A l'origine, les banques centrales devaient verser 100% de leurs
avoirs extérieurs sur ce compte, mais depuis la réforme de 1973,
ce montant a été réduit à 65% (le reste devenant utile pour
le remboursement de la dette extérieure).
Le Trésor français, fort de ces réserves, est ensuite chargé
de fournir aux banques centrales les fonds dont elles ont besoin.
Selon le montant de ces besoins et celui des avoirs extérieurs
transférés vers le Trésor français, le compte d'opérations
se retrouve soit débiteur (les banques centrales africaines
doivent alors payer des intérêts au Trésor français), soit
créditeur (la France doit alors payer des intérêts aux pays
CFA).
De 1962 à 1980, le compte d'opérations
est largement excédentaire en faveur de l'Afrique (l'excédent
atteint jusqu'à 8,9% des réserves de change de la France).
Depuis lors, la tendance déficitaire s'est progressivement
accentuée, alors que les accords exigent qu'une situation
déficitaire soit rapidement corrigée.
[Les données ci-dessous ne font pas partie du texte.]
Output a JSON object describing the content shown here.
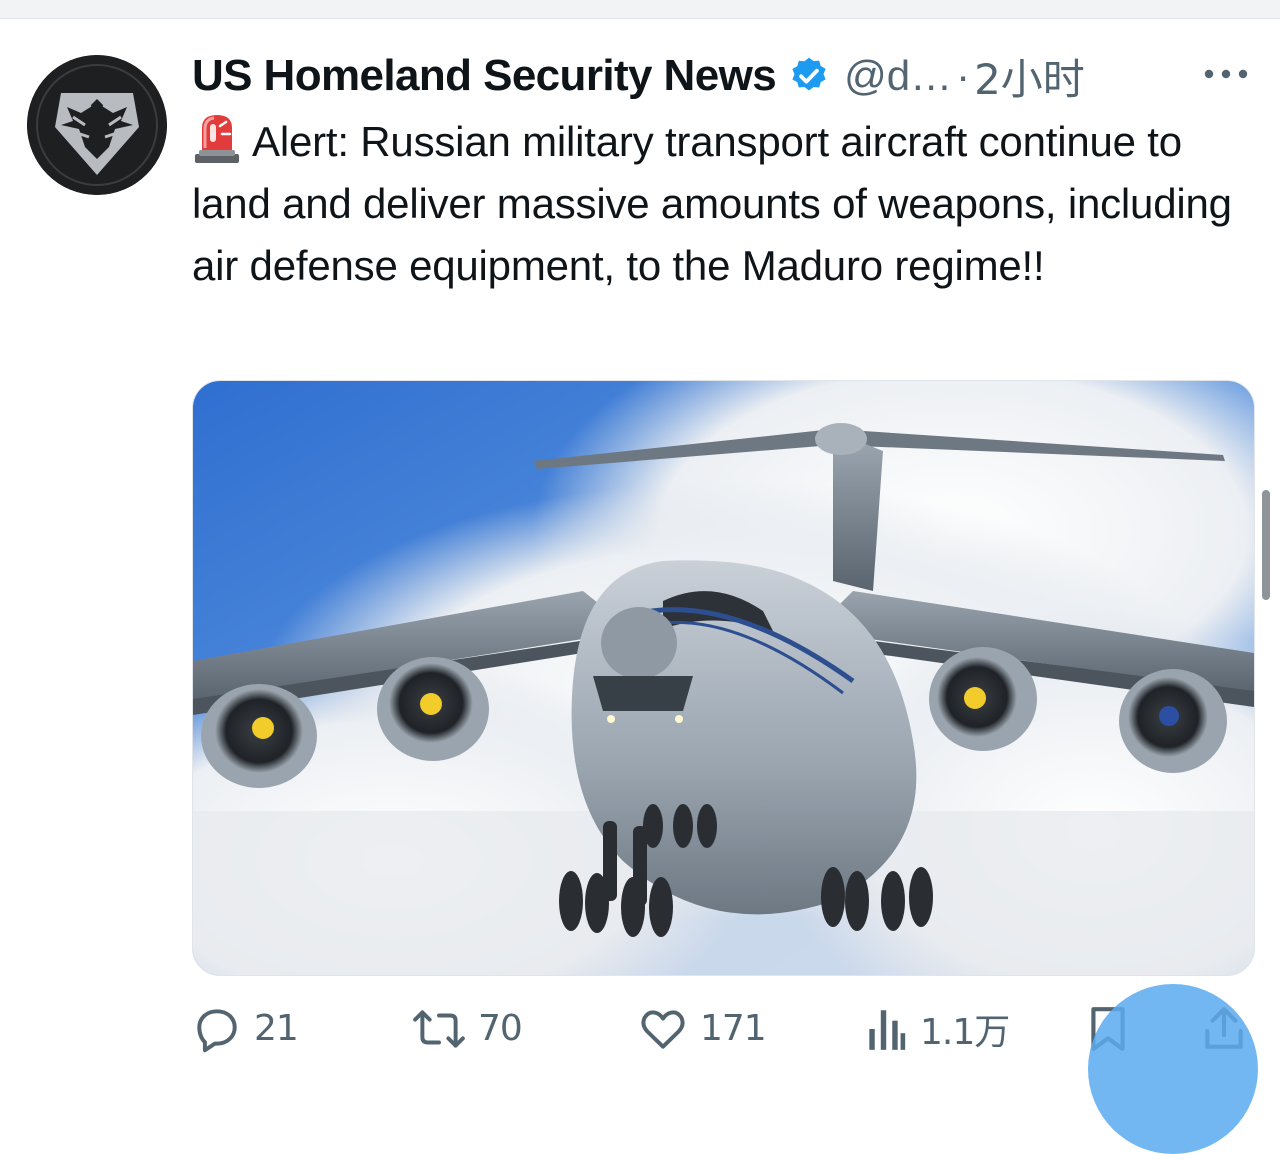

L'Afrique de la zone CFA
entre alors dans une double phase imposée d'austérité et d'évasion
de capitaux : alors que les plans d'ajustement imposent une
réduction des budgets publics, le déficit des comptes d'opérations
dicte la même conduite à des pays financièrement asphyxiés.
Parallèlement, alors que les revenus d'exportation sont
largement destinés au remboursement de la dette, une part
considérable de ce qu'il en reste sont versés sur les comptes d'opérations
déficitaires.
Entre 1986 et 1991, les cours des matières premières ont beau
chuter inlassablement, la zone CFA verse 65% de ses avoirs au
Trésor français. Un mécanisme tout particulièrement cynique
se met alors en route : "Au moment où les recettes d'exportations
garnissent les caisses de l'Etat français, les Africains
souffrent des affres du sous-développement et excellent dans la
mendicité de l'aide financière internationale généreusement
octroyée par la France en puisant dans leurs propres avoirs
extérieurs déposés en compte d'opérations ouverts à Paris."
(Agbohou, 1999, p. 70)
Le rôle de la France est ainsi on ne peut plus aisé dans ce
système, surtout qu'elle peut dans le même temps utiliser l'excédent
d'un pays pour boucher le déficit d'un autre. Parallèlement, la
France peut s'allier au FMI et pousser à ce que ces pays
adoptent des plans d'ajustement assainissant leurs finances
publiques -- la France appuiera par exemple en 1996 le putsch au
Niger d'Ibrahim Maïnassara contre le président Mahamane Ousmane,
devenu réticent envers les plans d'ajustement du FMI et de la
Banque mondiale (Agbohou, 1999, pp. 112-120). La santé et l'éducation
sont ainsi sacrifiées au nom d'une parité fixe à conserver (en
plus d'une dette à rembourser). On comprend mieux les
motivations françaises, lorsqu'en 1996 au Niger
Selon les statuts de l'accord, lorsque les
avoirs extérieurs sont jugés insuffisants pour combler le
déficit du compte d'opérations, la France peut décider
unilatéralement la dévaluation du franc CFA. C'est ce qu'elle
fait en janvier 1994 avec la dévaluation de 50% du franc CFA. Du
coup, 1 franc français qui valait 50 FCFA hier vaut 100 FCFA
aujourd'hui. Et les avoirs extérieurs versés par la zone CFA
sur le compte d'opérations doublent en valeur relative (le
compte d'opérations s'améliore de 11 milliards de francs
français en 1994).
En outre, l'aide publique au développement (APD) versée par la
France en franc français double de valeur en franc CFA (1
million de francs français équivalent désormais à 100
millions de CFA, contre 50 millions avant la dévaluation).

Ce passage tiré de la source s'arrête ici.